The Biggest Loser

Brewton appears to be growing some kind of hair hat (Spartanburg PD)

Before I begin, I should make it clear that the title of this post does not reference the NBC reality show of the same name. Instead, it focuses on actual losers, not those who lose tons of weight. I do want to commend individuals who shed poundage, though. Keep up the good work!

No, the losers mentioned here won’t be featured on television, celebrated for their achievements or applauded for changing their lives in positive ways. Quite the opposite, actually. But one thing is for certain: they are all entertaining in their own ways. Don’t take my word for it, though. Read on and see who you feel is THE BIGGEST LOSER.

SPARTANBURG, SC: 46-year-old Annetta Brewton had a pretty interesting Tuesday, to say the least. She visited a strip mall, entered a Sav-A-Lot store and was seen shoplifting several steaks by shoving them in her shirt. Before the police could respond to the call placed by a store employee who witnessed the theft, though, Brewton left and entered a second store. This time, she didn’t steal anything; she just started begging for money and fondling other shoppers. When she was asked to leave, Brewton started cursing, dropped her pants and flashed her lady parts… but she didn’t stop there. She then ran down the street, broke into an elderly woman’s home and asked the lady to play cards with her.

Rubin assaulted strangers with urine (Multnomah County Sheriff)

By the time police arrived, Brewton had locked herself inside and refused to leave because she was using the toilet. And yes, her pants were down again. She was arrested, of course, but then kicked out the back window of the police car on the way to the station. Needless to say, she now faces charges that include burglary, indecent exposure, kidnapping and shoplifting. Sadly, styling her hair in a pseudo “uni-brow” isn’t a crime, but it likely should be.
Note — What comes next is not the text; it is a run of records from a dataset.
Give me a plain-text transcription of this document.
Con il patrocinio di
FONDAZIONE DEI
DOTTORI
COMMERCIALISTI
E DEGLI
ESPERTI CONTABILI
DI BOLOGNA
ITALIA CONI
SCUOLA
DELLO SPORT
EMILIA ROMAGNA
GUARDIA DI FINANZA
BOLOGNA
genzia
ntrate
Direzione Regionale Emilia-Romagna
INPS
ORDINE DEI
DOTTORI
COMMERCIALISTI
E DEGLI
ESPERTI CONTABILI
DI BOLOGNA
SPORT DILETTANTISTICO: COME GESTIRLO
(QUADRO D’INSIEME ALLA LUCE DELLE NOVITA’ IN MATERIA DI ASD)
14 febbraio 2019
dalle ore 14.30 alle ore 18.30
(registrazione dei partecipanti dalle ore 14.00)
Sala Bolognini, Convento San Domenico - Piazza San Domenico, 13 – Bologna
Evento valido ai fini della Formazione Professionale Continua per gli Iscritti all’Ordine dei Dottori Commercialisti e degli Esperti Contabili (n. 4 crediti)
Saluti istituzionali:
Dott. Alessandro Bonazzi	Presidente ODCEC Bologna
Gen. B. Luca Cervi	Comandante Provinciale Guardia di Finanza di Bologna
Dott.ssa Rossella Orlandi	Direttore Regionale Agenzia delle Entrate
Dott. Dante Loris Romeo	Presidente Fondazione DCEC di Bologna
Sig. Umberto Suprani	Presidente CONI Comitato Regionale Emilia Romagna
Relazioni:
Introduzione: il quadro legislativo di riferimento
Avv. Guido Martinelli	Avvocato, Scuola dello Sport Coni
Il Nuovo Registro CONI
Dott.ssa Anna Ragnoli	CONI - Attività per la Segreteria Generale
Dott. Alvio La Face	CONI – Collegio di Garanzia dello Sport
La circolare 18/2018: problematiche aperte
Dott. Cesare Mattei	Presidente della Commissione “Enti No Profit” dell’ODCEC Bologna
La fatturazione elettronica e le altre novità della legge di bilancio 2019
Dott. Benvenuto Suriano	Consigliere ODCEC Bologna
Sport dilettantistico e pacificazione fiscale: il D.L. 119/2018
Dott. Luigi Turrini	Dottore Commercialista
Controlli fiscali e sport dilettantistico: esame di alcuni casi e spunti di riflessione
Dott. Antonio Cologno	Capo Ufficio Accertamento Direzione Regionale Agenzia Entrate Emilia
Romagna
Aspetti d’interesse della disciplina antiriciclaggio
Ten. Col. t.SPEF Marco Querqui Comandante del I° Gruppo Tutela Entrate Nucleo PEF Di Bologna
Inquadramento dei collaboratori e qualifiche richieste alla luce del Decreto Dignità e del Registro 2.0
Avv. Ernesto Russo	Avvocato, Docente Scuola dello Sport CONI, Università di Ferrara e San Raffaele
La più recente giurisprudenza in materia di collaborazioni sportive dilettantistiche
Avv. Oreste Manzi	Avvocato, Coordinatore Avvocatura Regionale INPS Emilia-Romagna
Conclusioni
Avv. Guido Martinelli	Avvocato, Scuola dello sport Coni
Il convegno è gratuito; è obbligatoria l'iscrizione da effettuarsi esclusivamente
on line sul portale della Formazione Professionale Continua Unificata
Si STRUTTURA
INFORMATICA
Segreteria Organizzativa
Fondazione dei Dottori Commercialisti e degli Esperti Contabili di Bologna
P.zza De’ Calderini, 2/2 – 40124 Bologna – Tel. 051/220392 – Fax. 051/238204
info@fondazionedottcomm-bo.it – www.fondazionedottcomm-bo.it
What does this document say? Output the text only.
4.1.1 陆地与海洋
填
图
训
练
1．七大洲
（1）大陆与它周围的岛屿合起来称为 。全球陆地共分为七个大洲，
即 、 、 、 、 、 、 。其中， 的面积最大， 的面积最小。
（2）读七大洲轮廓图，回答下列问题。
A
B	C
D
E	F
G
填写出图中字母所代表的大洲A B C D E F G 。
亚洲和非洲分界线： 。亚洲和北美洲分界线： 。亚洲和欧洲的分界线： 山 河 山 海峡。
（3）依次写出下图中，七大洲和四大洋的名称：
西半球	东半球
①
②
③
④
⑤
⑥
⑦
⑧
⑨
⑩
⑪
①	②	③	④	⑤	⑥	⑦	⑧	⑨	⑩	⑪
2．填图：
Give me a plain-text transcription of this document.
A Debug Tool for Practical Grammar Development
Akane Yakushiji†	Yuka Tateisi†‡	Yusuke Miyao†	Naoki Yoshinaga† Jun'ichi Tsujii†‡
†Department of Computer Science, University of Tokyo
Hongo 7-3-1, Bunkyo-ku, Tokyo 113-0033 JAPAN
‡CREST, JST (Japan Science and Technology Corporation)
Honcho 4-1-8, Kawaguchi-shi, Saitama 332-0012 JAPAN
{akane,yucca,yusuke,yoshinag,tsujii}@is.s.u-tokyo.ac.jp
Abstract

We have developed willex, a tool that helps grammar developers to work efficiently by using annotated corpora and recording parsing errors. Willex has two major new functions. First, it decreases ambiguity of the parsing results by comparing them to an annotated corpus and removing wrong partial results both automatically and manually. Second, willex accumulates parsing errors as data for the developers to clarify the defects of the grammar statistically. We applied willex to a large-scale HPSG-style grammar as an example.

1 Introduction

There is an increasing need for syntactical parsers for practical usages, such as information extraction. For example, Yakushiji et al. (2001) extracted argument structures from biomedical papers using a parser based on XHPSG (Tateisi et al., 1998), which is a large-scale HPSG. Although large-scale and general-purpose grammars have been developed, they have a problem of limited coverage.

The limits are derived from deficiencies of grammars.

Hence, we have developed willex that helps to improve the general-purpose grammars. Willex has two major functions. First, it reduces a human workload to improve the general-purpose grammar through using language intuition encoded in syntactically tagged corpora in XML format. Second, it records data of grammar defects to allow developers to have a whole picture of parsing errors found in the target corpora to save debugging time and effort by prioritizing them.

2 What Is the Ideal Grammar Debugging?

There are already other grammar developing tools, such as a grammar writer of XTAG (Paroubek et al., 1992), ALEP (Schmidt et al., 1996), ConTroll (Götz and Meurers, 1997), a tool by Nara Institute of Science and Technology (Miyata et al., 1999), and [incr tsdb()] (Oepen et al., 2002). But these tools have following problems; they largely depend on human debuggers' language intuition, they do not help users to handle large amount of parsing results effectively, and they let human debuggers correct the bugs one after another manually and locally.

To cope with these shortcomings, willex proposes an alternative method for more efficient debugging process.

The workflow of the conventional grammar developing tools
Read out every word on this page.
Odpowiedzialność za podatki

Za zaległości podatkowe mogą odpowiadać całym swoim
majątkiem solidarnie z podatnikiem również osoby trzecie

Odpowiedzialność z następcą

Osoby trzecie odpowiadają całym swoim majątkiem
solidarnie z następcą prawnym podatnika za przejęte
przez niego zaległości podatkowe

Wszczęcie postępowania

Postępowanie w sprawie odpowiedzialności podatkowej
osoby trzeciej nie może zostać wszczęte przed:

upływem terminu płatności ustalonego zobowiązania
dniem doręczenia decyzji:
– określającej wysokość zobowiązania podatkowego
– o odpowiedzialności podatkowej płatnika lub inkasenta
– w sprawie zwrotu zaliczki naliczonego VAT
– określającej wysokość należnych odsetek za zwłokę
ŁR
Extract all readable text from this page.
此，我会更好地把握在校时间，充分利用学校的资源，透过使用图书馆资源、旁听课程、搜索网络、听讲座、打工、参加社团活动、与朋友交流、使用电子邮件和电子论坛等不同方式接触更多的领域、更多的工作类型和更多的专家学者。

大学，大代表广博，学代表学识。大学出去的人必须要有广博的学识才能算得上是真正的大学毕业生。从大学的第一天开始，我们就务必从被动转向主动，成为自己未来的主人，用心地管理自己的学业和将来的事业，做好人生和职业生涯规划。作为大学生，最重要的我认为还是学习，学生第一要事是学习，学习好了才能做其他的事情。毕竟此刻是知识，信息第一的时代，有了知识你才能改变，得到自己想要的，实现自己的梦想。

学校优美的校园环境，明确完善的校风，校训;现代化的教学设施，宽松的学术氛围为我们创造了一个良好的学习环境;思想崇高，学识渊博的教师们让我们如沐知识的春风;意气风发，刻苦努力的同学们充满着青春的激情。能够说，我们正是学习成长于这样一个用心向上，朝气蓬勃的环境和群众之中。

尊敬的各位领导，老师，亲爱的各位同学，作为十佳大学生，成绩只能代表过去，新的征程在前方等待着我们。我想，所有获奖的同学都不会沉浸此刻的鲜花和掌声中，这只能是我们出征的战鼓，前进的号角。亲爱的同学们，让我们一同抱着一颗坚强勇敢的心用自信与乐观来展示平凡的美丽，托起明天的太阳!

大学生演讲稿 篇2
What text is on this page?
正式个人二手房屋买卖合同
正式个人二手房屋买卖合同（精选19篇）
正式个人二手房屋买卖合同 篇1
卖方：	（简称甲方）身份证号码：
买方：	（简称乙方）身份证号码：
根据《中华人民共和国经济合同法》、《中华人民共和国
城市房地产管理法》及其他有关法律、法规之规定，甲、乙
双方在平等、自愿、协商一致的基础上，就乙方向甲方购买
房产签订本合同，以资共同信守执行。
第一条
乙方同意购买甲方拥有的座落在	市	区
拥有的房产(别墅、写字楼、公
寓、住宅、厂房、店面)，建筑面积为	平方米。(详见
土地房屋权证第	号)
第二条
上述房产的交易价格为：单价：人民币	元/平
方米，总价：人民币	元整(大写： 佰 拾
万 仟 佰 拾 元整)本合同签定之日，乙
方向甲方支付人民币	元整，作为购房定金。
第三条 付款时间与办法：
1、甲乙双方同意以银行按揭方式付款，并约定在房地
PORTLAND, OR: Our next loser is 27-year-old Jeff Rubin, who was arrested last Friday after his JetBlue flight arrived at Portland International Airport. Apparently, Rubin slept through most of the flight, but stood up shortly before landing and started to pee on the passengers in front of him. At one point he even lost his balance, fell backwards and continued to spray everything—and everyone—around him. No one knows what motivated Rubin to provide golden shower service to those on the flight with him, but he was arrested and now faces charges of offensive littering and criminal mischief.

Good luck maintaining eye contact with King (Palm Beach County Jail)

WEST PALM BEACH, FL: Our final loser is 33-year-old Jefferson King, who was arrested at Burger King last week for a Whopper of a crime. According to eyewitnesses, King was seen sitting near the bathrooms and playing not with his burger, but with his hot dog. And yes, by “hot dog” I do mean his penis. A woman witnessed his self-love and asked what he was doing. “I’m playing with my penis!” he exclaimed. A manager asked King to leave, but he refused and continued to slap his salami. Officers were called and arrested King for indecent exposure, but even then he said that he had done nothing wrong. Judging from his mug shot, though, it seems public masturbation is the least of King’s problems!

Who is the biggest loser of the bunch, you ask? Hell, I think all three deserve the honor!